LA TROUVAILLE
Depuis plus de trente ans, M. Honoré Larivière (*) cherchait des bouquins dans les boîtes des quais et, lorsqu'il ne pleuvait pas, on était sûr de le rencontrer entre le pont Royal et le pont Sully. Il habitait rue Jacob et, depuis longtemps, il ne connaissait de la rive droite que le quai de la Mégisserie et celui de l'Hôtel-de-Ville, parce qu'on y trouvait des bouquinistes. Je le connaissais un peu. Il était assez sauvage mais de bonne compagnie, et nous échangions parfois quelques propos. Je savais qu'il entassait des milliers de volumes dans trois petites pièces sous les toits.
Tous ses trésors étaient à l'abandon et parmi ces milliers de livres il eût été impossible de trouver, si l'on en avait eu besoin, le commode dictionnaire qui vous eût donné l'orthographe du mot chaos.
D'autres hommes aiment le vin, les tableaux, les femmes, les honneurs ; lui ne chérissait que le papier imprimé, le vélin et le cuir plus doux que la soie de la plus belle épaule à sa main fine et toujours sale. Si l'on eût parlé devant lui d'une coiffe déchirée, il eût imaginé tout de suite, non pas un arrangement de dentelles et de rubans en mauvais état, mais la coiffe d'un antique tome. Il n'était pas bibliophile, mais bibliomane. Le bibliophile est en effet l'ami des livres, de quelques espèces de livres, pour bien dire ...
M. Honoré Larivière aimait tous les bouquins, des plus éminents aux plus humbles, quand ils étaient vieux et vêtus de cuir pelé ou de vélin. Il n'accordait pas un regard aux modernes.

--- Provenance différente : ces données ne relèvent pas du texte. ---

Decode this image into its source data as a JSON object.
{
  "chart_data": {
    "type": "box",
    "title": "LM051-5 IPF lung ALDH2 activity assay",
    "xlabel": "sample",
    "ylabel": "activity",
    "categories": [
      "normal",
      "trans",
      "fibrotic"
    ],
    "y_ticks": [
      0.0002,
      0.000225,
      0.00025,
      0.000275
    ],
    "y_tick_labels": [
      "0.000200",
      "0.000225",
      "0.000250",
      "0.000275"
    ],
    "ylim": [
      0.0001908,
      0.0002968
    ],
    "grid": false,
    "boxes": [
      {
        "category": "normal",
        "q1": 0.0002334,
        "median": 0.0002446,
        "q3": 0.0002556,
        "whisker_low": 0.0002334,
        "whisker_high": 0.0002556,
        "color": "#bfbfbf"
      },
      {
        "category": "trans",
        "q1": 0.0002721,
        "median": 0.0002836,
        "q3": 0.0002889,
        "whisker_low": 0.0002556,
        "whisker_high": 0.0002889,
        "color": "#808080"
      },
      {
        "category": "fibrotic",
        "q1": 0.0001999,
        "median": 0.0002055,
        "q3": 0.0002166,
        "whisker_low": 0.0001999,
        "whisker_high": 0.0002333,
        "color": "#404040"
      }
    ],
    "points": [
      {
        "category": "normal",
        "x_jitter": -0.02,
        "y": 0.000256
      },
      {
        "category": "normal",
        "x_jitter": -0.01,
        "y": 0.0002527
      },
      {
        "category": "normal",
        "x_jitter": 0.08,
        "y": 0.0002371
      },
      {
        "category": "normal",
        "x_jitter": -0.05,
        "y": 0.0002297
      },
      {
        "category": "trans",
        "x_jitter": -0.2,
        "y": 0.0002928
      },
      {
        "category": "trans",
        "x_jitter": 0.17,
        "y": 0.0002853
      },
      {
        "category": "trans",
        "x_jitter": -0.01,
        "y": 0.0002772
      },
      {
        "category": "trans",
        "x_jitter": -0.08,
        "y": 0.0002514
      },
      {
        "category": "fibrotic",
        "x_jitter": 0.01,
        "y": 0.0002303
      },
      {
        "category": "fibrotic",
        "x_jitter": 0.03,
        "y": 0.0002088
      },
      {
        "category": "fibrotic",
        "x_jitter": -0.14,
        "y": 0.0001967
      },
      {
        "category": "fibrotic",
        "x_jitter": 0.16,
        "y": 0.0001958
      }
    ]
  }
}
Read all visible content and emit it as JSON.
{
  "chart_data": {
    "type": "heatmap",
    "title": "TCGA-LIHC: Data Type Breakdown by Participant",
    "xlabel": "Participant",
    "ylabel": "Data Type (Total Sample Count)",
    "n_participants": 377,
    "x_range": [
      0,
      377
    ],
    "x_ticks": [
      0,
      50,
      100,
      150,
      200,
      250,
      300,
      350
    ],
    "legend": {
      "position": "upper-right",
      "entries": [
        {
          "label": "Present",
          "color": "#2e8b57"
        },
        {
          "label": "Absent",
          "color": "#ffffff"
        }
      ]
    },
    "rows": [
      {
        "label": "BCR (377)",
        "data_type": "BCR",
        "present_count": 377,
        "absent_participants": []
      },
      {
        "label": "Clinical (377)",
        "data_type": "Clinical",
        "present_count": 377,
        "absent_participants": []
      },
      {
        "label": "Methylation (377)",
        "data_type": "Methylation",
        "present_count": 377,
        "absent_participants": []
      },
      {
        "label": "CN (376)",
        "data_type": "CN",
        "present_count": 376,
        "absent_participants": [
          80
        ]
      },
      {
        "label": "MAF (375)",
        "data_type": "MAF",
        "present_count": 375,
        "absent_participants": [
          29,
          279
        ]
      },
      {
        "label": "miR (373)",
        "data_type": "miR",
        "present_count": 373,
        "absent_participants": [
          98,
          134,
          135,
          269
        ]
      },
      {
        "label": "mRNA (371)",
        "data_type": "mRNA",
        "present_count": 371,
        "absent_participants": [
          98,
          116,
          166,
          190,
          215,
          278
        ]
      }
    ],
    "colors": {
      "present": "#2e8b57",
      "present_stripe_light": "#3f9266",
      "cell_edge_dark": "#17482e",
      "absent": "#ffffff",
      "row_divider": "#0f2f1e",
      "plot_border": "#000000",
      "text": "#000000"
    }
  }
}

Pourtant, cette après-midi d'avril déjà tiède, il découvrit dans une boîte une brochure en mauvais état qu'il acheta sans marchander, et, au grand étonnement du bouquiniste, au lieu de continuer sa promenade, il traversa la chaussée et alla s'installer à la terrasse d'un restaurant où l'on donnait aussi à boire.
Il se fit servir un bock et, d'un doigt qui tremblait, il feuilletait le volume.
Sur la couverture, dont il manquait un morceau, on lisait : Honoré Larivi..., et au-dessous, le titre en caractères fanés : Roses et Soucis.
M. Larivière mit précieusement ce petit livre dans sa poche. Jamais il n'avait fait pareille trouvaille. Il avait publié cela, à ses frais, vers sa vingt-cinquième année. L'éditeur avait disparu et le vieil amateur de bouquins avait depuis longtemps égaré l'exemplaire qu'il possédait. Emu, il rejeta derrière son oreille une mèche de cheveux blancs que le vent ébouriffait et il demeura là jusqu'au crépuscule. Lorsqu'il se leva, le garçon du petit café le regarda avec quelque ironie, parce qu'il laissait cinq francs de pourboire et qu'il n'avait pas touché à son verre.
Léo Larguier, Petites Histoires pour bibliophiles. Editions Fournier, 1944.
(*) Pour la petite histoire, une simple recherche dans le catalogue collectif de France (bibliothèques en ligne) ne donne aucun résultat sur cet auteur bibliomane qui a dû être inventé par Léo Larguier, sans doute en partant d'une historiette réelle comme il le faisait souvent.